En 1981, je suis nommé instituteur adjoint dans une école de campagne à deux classes. Je découvre une commune rurale et ses habitants que je ne connaissais pas. Parmi les rencontres que je vais faire, une m’a marqué: celle avec Aurélien M… Il est à l’époque conseiller municipal. Il est paysan. Il travaille avec son jeune frère leur propriété héritée de leurs parents. J’apprendrai par un collègue qu’il a été premier de son canton aux épreuves du Certificat d’études avant la seconde mondiale. Je découvre très vite qu’il sait beaucoup de choses, qu’il connaît beaucoup de monde, qu’il rencontre beaucoup de monde et que beaucoup de monde lui rend visite. Il sait par coeur de très longs morceaux de la littérature française mais aussi des poésies, des chansons. Il est une véritable bibliothèque sonore à lui tout seul. Au fil des rencontres, je m’aperçois qu’il lit beaucoup et « de tout ». Des personnes lui prêtent des livres. Il fait partie de ces personnes qui toute leur vie cherchent à apprendre quelque chose de nouveau chaque fois qu’elles peuvent le faire. Ces sources d’informations ne sont pas la radio et la télé mais tout ce qui est écrit et tout ce qui lui est dit. J’ai assisté plusieurs fois à des rencontres où il était présent. Il posait beaucoup de questions aux autres pour apprendre d’eux ce qu’il ne savait pas. Ils étaient pour lui une forme de bibliothèque humaine.

 

Le 2 août 1991 les USA, à la tête d’une coalition de 35 pays, déclarent la guerre à Saddam Hussein soupçonné d’avoir des armes de dissuasion massive pour l'obliger à quitter le Koweit qu’il avait fait envahir par son armée. 

 

S’il y a eu, pendant la guerre du Viet-Nam, beaucoup de photos, de films, de reportages sur le terrain diffusés par les chaînes de télé du monde entier, cette fois-ci très peu d’images filtrent des combats humains. Les images sur les chaînes de télés ressemblent à celles des jeux vidéos de guerre. A en croire les médias, cette guerre n’est faite que de « frappes chirurgicales ». Une guerre à distance sans victimes humaines faite par missiles sol-sol et sol-air. La maîtrise de l’air semble être nettement du côté des USA et de leurs alliés. Rapidement le pays devient un champ de ruines. Rapidement une vérité s’impose: ce n’est pas l’Irak qui possède les armes de destruction massive.

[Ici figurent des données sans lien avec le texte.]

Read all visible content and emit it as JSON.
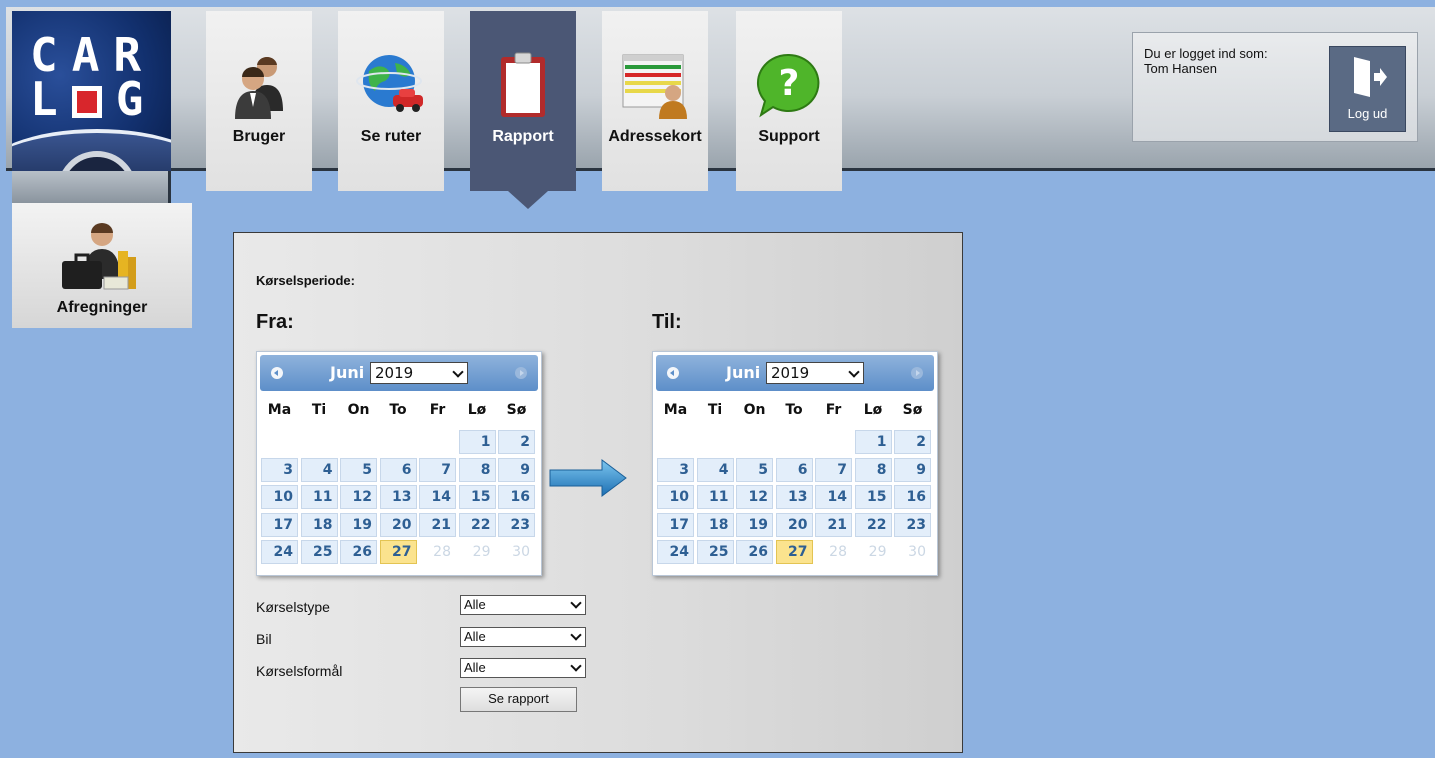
{
  "logo": {
    "line1": "CAR",
    "line2_left": "L",
    "line2_right": "G"
  },
  "nav": {
    "tabs": [
      {
        "label": "Bruger",
        "icon": "users-icon",
        "active": false
      },
      {
        "label": "Se ruter",
        "icon": "globe-car-icon",
        "active": false
      },
      {
        "label": "Rapport",
        "icon": "clipboard-icon",
        "active": true
      },
      {
        "label": "Adressekort",
        "icon": "address-card-icon",
        "active": false
      },
      {
        "label": "Support",
        "icon": "question-bubble-icon",
        "active": false
      }
    ]
  },
  "login": {
    "line1": "Du er logget ind som:",
    "user": "Tom Hansen",
    "logout_label": "Log ud"
  },
  "side": {
    "afregninger_label": "Afregninger"
  },
  "report": {
    "period_title": "Kørselsperiode:",
    "from_heading": "Fra:",
    "to_heading": "Til:",
    "calendar_from": {
      "month": "Juni",
      "year": "2019",
      "weekdays": [
        "Ma",
        "Ti",
        "On",
        "To",
        "Fr",
        "Lø",
        "Sø"
      ],
      "selected": "27"
    },
    "calendar_to": {
      "month": "Juni",
      "year": "2019",
      "weekdays": [
        "Ma",
        "Ti",
        "On",
        "To",
        "Fr",
        "Lø",
        "Sø"
      ],
      "selected": "27"
    },
    "days": {
      "rows": [
        [
          "",
          "",
          "",
          "",
          "",
          "1",
          "2"
        ],
        [
          "3",
          "4",
          "5",
          "6",
          "7",
          "8",
          "9"
        ],
        [
          "10",
          "11",
          "12",
          "13",
          "14",
          "15",
          "16"
        ],
        [
          "17",
          "18",
          "19",
          "20",
          "21",
          "22",
          "23"
        ],
        [
          "24",
          "25",
          "26",
          "27",
          "28",
          "29",
          "30"
        ]
      ],
      "disabled": [
        "28",
        "29",
        "30"
      ]
    },
    "filters": [
      {
        "label": "Kørselstype",
        "value": "Alle"
      },
      {
        "label": "Bil",
        "value": "Alle"
      },
      {
        "label": "Kørselsformål",
        "value": "Alle"
      }
    ],
    "submit_label": "Se rapport"
  },
  "colors": {
    "background": "#8db1e0",
    "active_tab": "#4b5775",
    "calendar_header": "#5d8fc9",
    "today_highlight": "#fbe38e",
    "day_text": "#2e5f93"
  }
}
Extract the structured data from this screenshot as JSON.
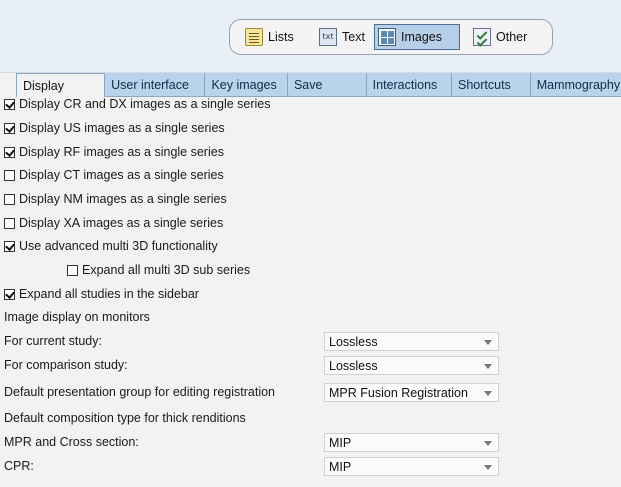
{
  "segments": [
    {
      "label": "Lists",
      "icon": "lists-icon",
      "active": false
    },
    {
      "label": "Text",
      "icon": "text-icon",
      "icon_text": "txt",
      "active": false
    },
    {
      "label": "Images",
      "icon": "images-icon",
      "active": true
    },
    {
      "label": "Other",
      "icon": "other-icon",
      "active": false
    }
  ],
  "tabs": [
    {
      "label": "Display",
      "active": true
    },
    {
      "label": "User interface"
    },
    {
      "label": "Key images"
    },
    {
      "label": "Save"
    },
    {
      "label": "Interactions"
    },
    {
      "label": "Shortcuts"
    },
    {
      "label": "Mammography"
    }
  ],
  "options": [
    {
      "label": "Display CR and DX images as a single series",
      "checked": true
    },
    {
      "label": "Display US images as a single series",
      "checked": true
    },
    {
      "label": "Display RF images as a single series",
      "checked": true
    },
    {
      "label": "Display CT images as a single series",
      "checked": false
    },
    {
      "label": "Display NM images as a single series",
      "checked": false
    },
    {
      "label": "Display XA images as a single series",
      "checked": false
    },
    {
      "label": "Use advanced multi 3D functionality",
      "checked": true
    },
    {
      "label": "Expand all multi 3D sub series",
      "checked": false
    },
    {
      "label": "Expand all studies in the sidebar",
      "checked": true
    }
  ],
  "section_monitors": "Image display on monitors",
  "current_study": {
    "label": "For current study:",
    "value": "Lossless"
  },
  "comparison_study": {
    "label": "For comparison study:",
    "value": "Lossless"
  },
  "presentation_group": {
    "label": "Default presentation group for editing registration",
    "value": "MPR Fusion Registration"
  },
  "section_thick": "Default composition type for thick renditions",
  "mpr_cross": {
    "label": "MPR and Cross section:",
    "value": "MIP"
  },
  "cpr": {
    "label": "CPR:",
    "value": "MIP"
  },
  "colors": {
    "tab_bar": "#b9d3ea",
    "header_bg": "#e9eff6",
    "active_segment": "#b8cfe8"
  }
}
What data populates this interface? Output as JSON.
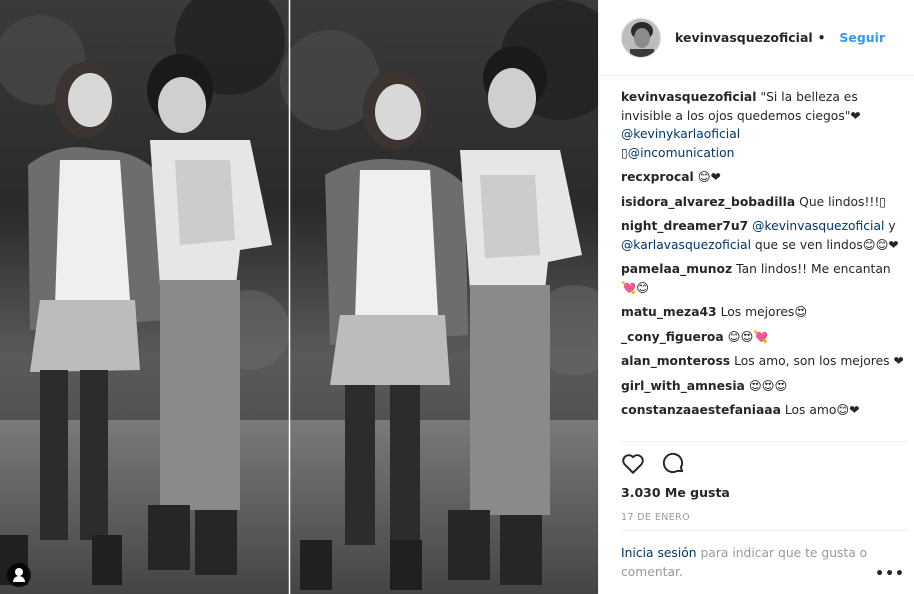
{
  "post": {
    "author": "kevinvasquezoficial",
    "separator": "•",
    "follow_label": "Seguir",
    "caption": {
      "user": "kevinvasquezoficial",
      "text": "\"Si la belleza es invisible a los ojos quedemos ciegos\"❤",
      "mention_1": "@kevinykarlaoficial",
      "prefix_2": "▯",
      "mention_2": "@incomunication"
    },
    "comments": [
      {
        "user": "recxprocal",
        "text": "😊❤"
      },
      {
        "user": "isidora_alvarez_bobadilla",
        "text": "Que lindos!!!▯"
      },
      {
        "user": "night_dreamer7u7",
        "mention_1": "@kevinvasquezoficial",
        "mid": " y ",
        "mention_2": "@karlavasquezoficial",
        "text": " que se ven lindos😊😊❤"
      },
      {
        "user": "pamelaa_munoz",
        "text": "Tan lindos!! Me encantan 💘😊"
      },
      {
        "user": "matu_meza43",
        "text": "Los mejores😍"
      },
      {
        "user": "_cony_figueroa",
        "text": "😊😍💘"
      },
      {
        "user": "alan_monteross",
        "text": "Los amo, son los mejores ❤"
      },
      {
        "user": "girl_with_amnesia",
        "text": "😍😍😍"
      },
      {
        "user": "constanzaaestefaniaaa",
        "text": "Los amo😊❤"
      }
    ],
    "likes": "3.030 Me gusta",
    "date": "17 DE ENERO",
    "login": {
      "link": "Inicia sesión",
      "text": " para indicar que te gusta o comentar."
    },
    "more_options": "•••",
    "icons": {
      "like": "heart-icon",
      "comment": "comment-icon",
      "tag": "user-tag-icon",
      "more": "more-options-icon"
    },
    "colors": {
      "link": "#003569",
      "follow": "#3897f0",
      "muted": "#999999",
      "text": "#262626"
    }
  }
}
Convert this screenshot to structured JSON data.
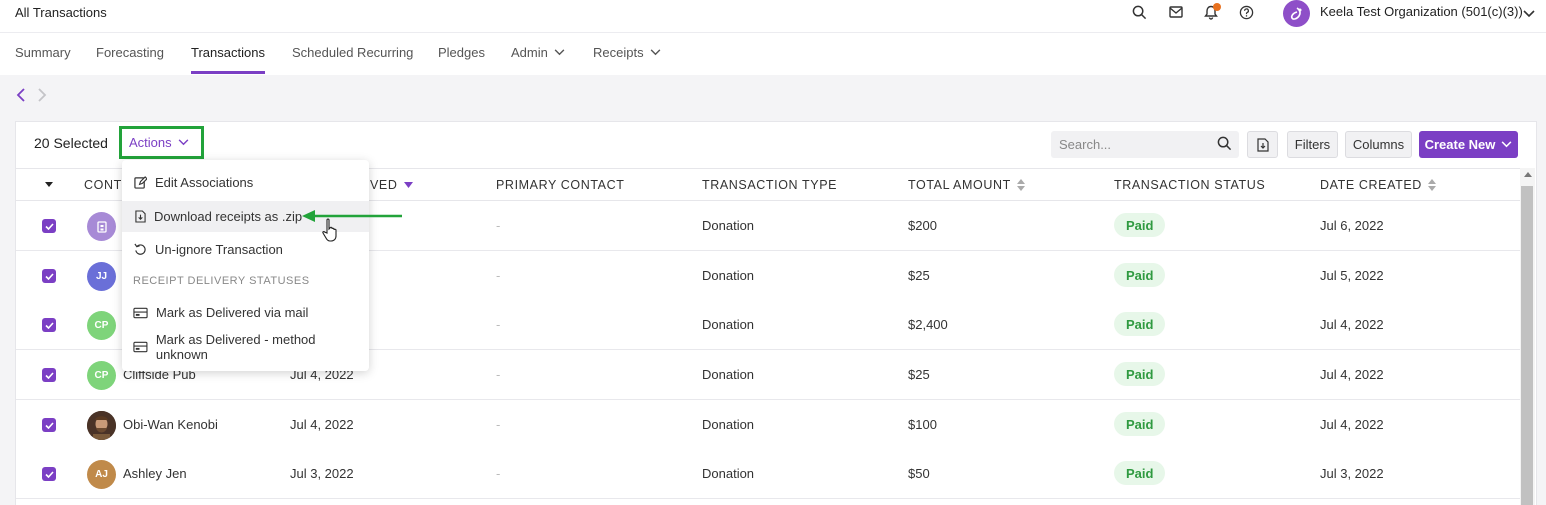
{
  "header": {
    "title": "All Transactions",
    "org_name": "Keela Test Organization (501(c)(3))"
  },
  "tabs": [
    {
      "label": "Summary"
    },
    {
      "label": "Forecasting"
    },
    {
      "label": "Transactions",
      "active": true
    },
    {
      "label": "Scheduled Recurring"
    },
    {
      "label": "Pledges"
    },
    {
      "label": "Admin",
      "dropdown": true
    },
    {
      "label": "Receipts",
      "dropdown": true
    }
  ],
  "toolbar": {
    "selected_label": "20 Selected",
    "actions_label": "Actions",
    "search_placeholder": "Search...",
    "filters_label": "Filters",
    "columns_label": "Columns",
    "create_new_label": "Create New"
  },
  "columns": {
    "contact": "CONT",
    "date_received": "VED",
    "primary_contact": "PRIMARY CONTACT",
    "transaction_type": "TRANSACTION TYPE",
    "total_amount": "TOTAL AMOUNT",
    "transaction_status": "TRANSACTION STATUS",
    "date_created": "DATE CREATED"
  },
  "rows": [
    {
      "initials": "",
      "contact": "",
      "date": "",
      "primary": "-",
      "type": "Donation",
      "amount": "$200",
      "status": "Paid",
      "created": "Jul 6, 2022"
    },
    {
      "initials": "JJ",
      "contact": "",
      "date": "",
      "primary": "-",
      "type": "Donation",
      "amount": "$25",
      "status": "Paid",
      "created": "Jul 5, 2022"
    },
    {
      "initials": "CP",
      "contact": "",
      "date": "",
      "primary": "-",
      "type": "Donation",
      "amount": "$2,400",
      "status": "Paid",
      "created": "Jul 4, 2022"
    },
    {
      "initials": "CP",
      "contact": "Cliffside Pub",
      "date": "Jul 4, 2022",
      "primary": "-",
      "type": "Donation",
      "amount": "$25",
      "status": "Paid",
      "created": "Jul 4, 2022"
    },
    {
      "initials": "",
      "contact": "Obi-Wan Kenobi",
      "date": "Jul 4, 2022",
      "primary": "-",
      "type": "Donation",
      "amount": "$100",
      "status": "Paid",
      "created": "Jul 4, 2022"
    },
    {
      "initials": "AJ",
      "contact": "Ashley Jen",
      "date": "Jul 3, 2022",
      "primary": "-",
      "type": "Donation",
      "amount": "$50",
      "status": "Paid",
      "created": "Jul 3, 2022"
    }
  ],
  "actions_menu": {
    "edit_associations": "Edit Associations",
    "download_receipts": "Download receipts as .zip",
    "unignore": "Un-ignore Transaction",
    "section_label": "RECEIPT DELIVERY STATUSES",
    "mark_mail": "Mark as Delivered via mail",
    "mark_unknown": "Mark as Delivered - method unknown"
  },
  "colors": {
    "accent": "#7b3fc4",
    "highlight": "#22a33a",
    "paid_bg": "#e7f7e9",
    "paid_text": "#2f9a40",
    "notification": "#e8711f"
  },
  "icons": [
    "search-icon",
    "mail-icon",
    "bell-icon",
    "help-icon",
    "chevron-down-icon",
    "chevron-left-icon",
    "chevron-right-icon",
    "export-icon",
    "edit-icon",
    "download-icon",
    "undo-icon",
    "mail-delivered-icon",
    "sort-icon",
    "check-icon"
  ]
}
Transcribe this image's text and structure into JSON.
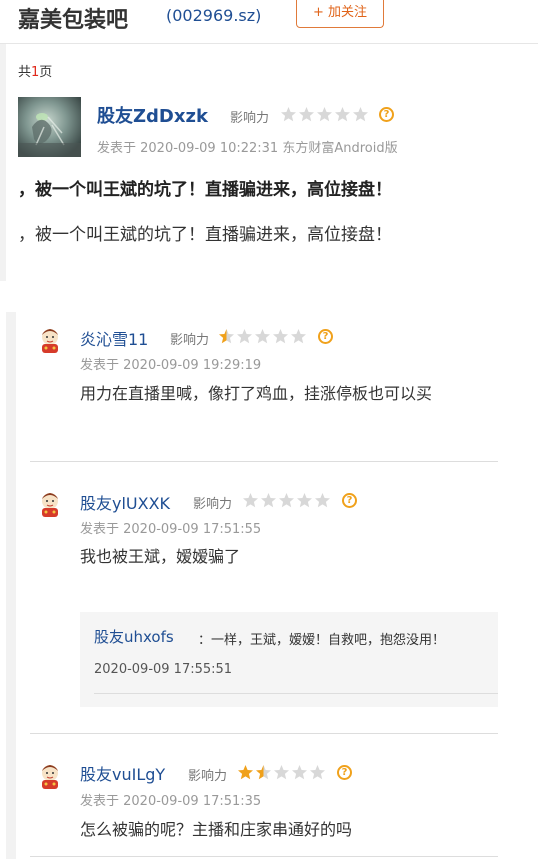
{
  "header": {
    "stock_name": "嘉美包装吧",
    "stock_code": "(002969.sz)",
    "follow_label": "+ 加关注"
  },
  "page_info": {
    "prefix": "共",
    "count": "1",
    "suffix": "页"
  },
  "colors": {
    "link_blue": "#1f4e93",
    "accent_orange": "#e0641a",
    "star_gold": "#f0a11b",
    "page_num_red": "#e0281a"
  },
  "main_post": {
    "username": "股友ZdDxzk",
    "influence_label": "影响力",
    "stars": 0,
    "meta": "发表于 2020-09-09 10:22:31 东方财富Android版",
    "title": "，被一个叫王斌的坑了！直播骗进来，高位接盘！",
    "body": "，被一个叫王斌的坑了！直播骗进来，高位接盘！",
    "help_icon": "question-icon"
  },
  "replies": [
    {
      "username": "炎沁雪11",
      "influence_label": "影响力",
      "stars": 0.5,
      "meta": "发表于 2020-09-09 19:29:19",
      "text": "用力在直播里喊，像打了鸡血，挂涨停板也可以买"
    },
    {
      "username": "股友ylUXXK",
      "influence_label": "影响力",
      "stars": 0,
      "meta": "发表于 2020-09-09 17:51:55",
      "text": "我也被王斌，嫒嫒骗了",
      "subreply": {
        "username": "股友uhxofs",
        "text": "：一样，王斌，嫒嫒！自救吧，抱怨没用！",
        "time": "2020-09-09 17:55:51"
      }
    },
    {
      "username": "股友vuILgY",
      "influence_label": "影响力",
      "stars": 1.5,
      "meta": "发表于 2020-09-09 17:51:35",
      "text": "怎么被骗的呢？主播和庄家串通好的吗"
    }
  ]
}
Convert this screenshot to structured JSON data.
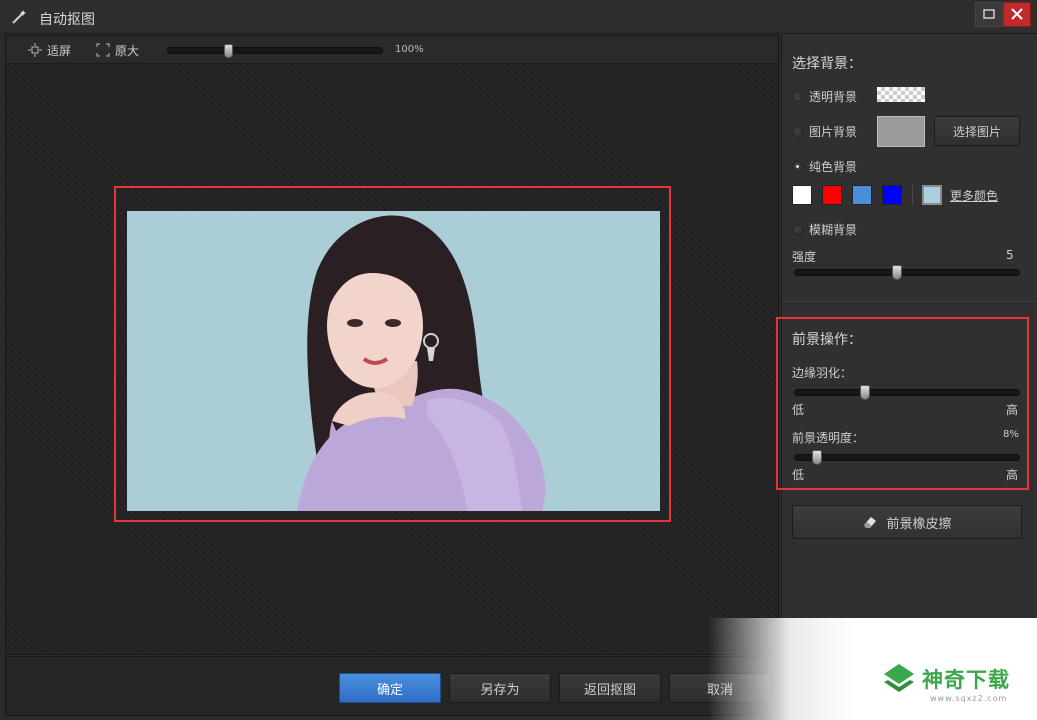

Cette guerre aurait-elle eu lieu si l’Irak avait eu la bombe atomique? Aurait-elle eu lieu si au lieu de champs pétrolifères il n’y avait eu que des champs de lentilles en Irak? Si Saddam Hussein n’avait pas envahi le Koweit? 

 

C’est alors qu’un soir, après la classe, je suis allé rendre visite à Aurélien M… chez lui. Il m’a fait entrer. Nous nous sommes assis près de la cheminée où une petite flambée était là pour nous tenir compagnie. Je lui ai fait par de mes états d’âme. Et voici ce qu’il m’a dit alors:

 

« Petit, notre père est mort quand nous étions gosses mon frère et moi. Nous avons aidé notre mère sur la propriété. En 1940 je suis mobilisé. Crois-moi, c’était dur pour moi de partir et de les laisser se débrouiller seuls. D’autant plus dur que nos chevaux ont été réquisitionnés. Cet été là et cet automne là, ma mère et mon jeune frère ont récolté ce qu’ils ont pu récolter à quatre mains. Le reste a pourri sur place. Alors tu vois si demain nous n’avons plus de pétrole et bien ça va être terrible pour tout le monde. Plus de tracteur pour faire les labours, plus de moissonneuses batteuses, plus de camions pour nourrir les villes. Il reste quelques chevaux de traits mais pas assez pour faire le travail des engins agricoles d’aujourd’hui. Travailler avec des boeufs? Il y en a presque plus et surtout il y a plus personne qui sait travailler avec. Alors, oui, s’il n’y a plus de pétrole, je ne peux pas imaginer que ça soit possible de faire sans. »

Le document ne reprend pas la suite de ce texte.